Visualization for data cleaning 

 Speaking of Fernanda Viegas and Martin Wattenberg's excellent presentation on visualization, I recently came across a data cleaning problem where visualization was a big help. Data cleaning is all about having powerful ways of finding mistakes quickly. Much of the time, clever scripting is the best way to detect errors, but in this case a simple data visualization turned out to be the best tool. Screenshot after the jump. 
 


 First, a little background on the project, which is a collaboration with Jens Hainmueller. The Times of London published election guides throughout the 20th century including voting results and candidate bios for every constituency in every election to the House of Commons. We scanned and OCR'd seven volumes of this series and wrote scripts to extract information about each constituency race, including the name, vote total, and short bio of each candidate. The challenge then was to determine which appearances belonged to the same individual. For example, when "P G Agnew" runs in 1950 and "Peter Agnew" runs in 1955, are they the same person? We trained a clustering algorithm to do this matching based on name similarity, year of birth, party, and gender, and wrote some scripts to catch likely errors. When we thought we had done as well as we could, we decided to produce a little visualization to admire our perfectly cleaned data. To our surprise, the visualization revealed a number of hard-to-catch remaining errors.  

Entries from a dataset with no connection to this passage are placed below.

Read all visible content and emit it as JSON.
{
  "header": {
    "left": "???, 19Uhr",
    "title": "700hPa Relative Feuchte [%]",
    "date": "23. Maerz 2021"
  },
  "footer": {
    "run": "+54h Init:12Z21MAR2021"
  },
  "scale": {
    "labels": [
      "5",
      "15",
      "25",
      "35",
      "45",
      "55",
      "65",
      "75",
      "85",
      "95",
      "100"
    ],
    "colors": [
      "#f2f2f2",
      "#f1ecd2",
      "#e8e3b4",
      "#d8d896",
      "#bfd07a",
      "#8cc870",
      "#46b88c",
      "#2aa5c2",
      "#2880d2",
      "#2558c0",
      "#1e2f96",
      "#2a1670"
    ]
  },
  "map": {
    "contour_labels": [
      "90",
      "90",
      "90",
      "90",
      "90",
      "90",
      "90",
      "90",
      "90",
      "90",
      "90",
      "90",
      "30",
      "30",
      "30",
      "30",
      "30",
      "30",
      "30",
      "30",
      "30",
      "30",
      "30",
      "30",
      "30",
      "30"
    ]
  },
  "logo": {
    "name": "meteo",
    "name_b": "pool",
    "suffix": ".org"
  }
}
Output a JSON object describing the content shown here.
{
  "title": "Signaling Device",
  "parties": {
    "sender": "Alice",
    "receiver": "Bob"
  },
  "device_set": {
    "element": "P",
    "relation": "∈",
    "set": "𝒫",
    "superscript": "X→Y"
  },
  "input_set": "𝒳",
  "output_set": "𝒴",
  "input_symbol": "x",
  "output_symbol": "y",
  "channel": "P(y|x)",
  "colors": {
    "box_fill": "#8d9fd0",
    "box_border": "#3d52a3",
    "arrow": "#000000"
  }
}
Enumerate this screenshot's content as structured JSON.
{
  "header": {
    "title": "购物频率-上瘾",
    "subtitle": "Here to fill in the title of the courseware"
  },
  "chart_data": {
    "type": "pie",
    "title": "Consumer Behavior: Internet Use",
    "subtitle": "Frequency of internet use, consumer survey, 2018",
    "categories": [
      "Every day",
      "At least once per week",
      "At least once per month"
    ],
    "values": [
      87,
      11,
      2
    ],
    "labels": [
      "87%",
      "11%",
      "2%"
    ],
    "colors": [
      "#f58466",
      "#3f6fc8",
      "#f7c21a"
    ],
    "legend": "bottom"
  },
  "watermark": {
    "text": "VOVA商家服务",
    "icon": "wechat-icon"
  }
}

 As can be seen in the screenshot below, we listed the candidates alphabetically by surname and depicted their election career graphically with a colored rectangle for each appearance in a race. We selected the colors to reflect the margin in the race, with deep green indicating an easy victory and deep red indicating a resounding defeat.  
  
Depicting the candidates' campaign history in this way helped us see patterns that suggested that a single candidate had been incorrectly coded as separate candidates. Brian Batsford, shown at the top of the screen shot, was one such case: the Brian Batsford who ran in 1959, 1964, and 1970 was very likely to be the same person as the Brian Batsford who ran in 1966. Indeed, it turned out that they were the same person; our clustering algorithm had mistakenly separated him in two because the year of birth had been miscoded as 1928 in his 1966 appearance.  

 The key point here is that the pattern that allowed us to see this mistake is easier to see than it is to articulate and, perhaps more importantly, than it is to write in a script. (OK, I'll try: "Find pairs of candidates who have similar names and did not appear in the same elections, especially if they appeared in contiguous elections and had similar results.") I prefer the pretty colors.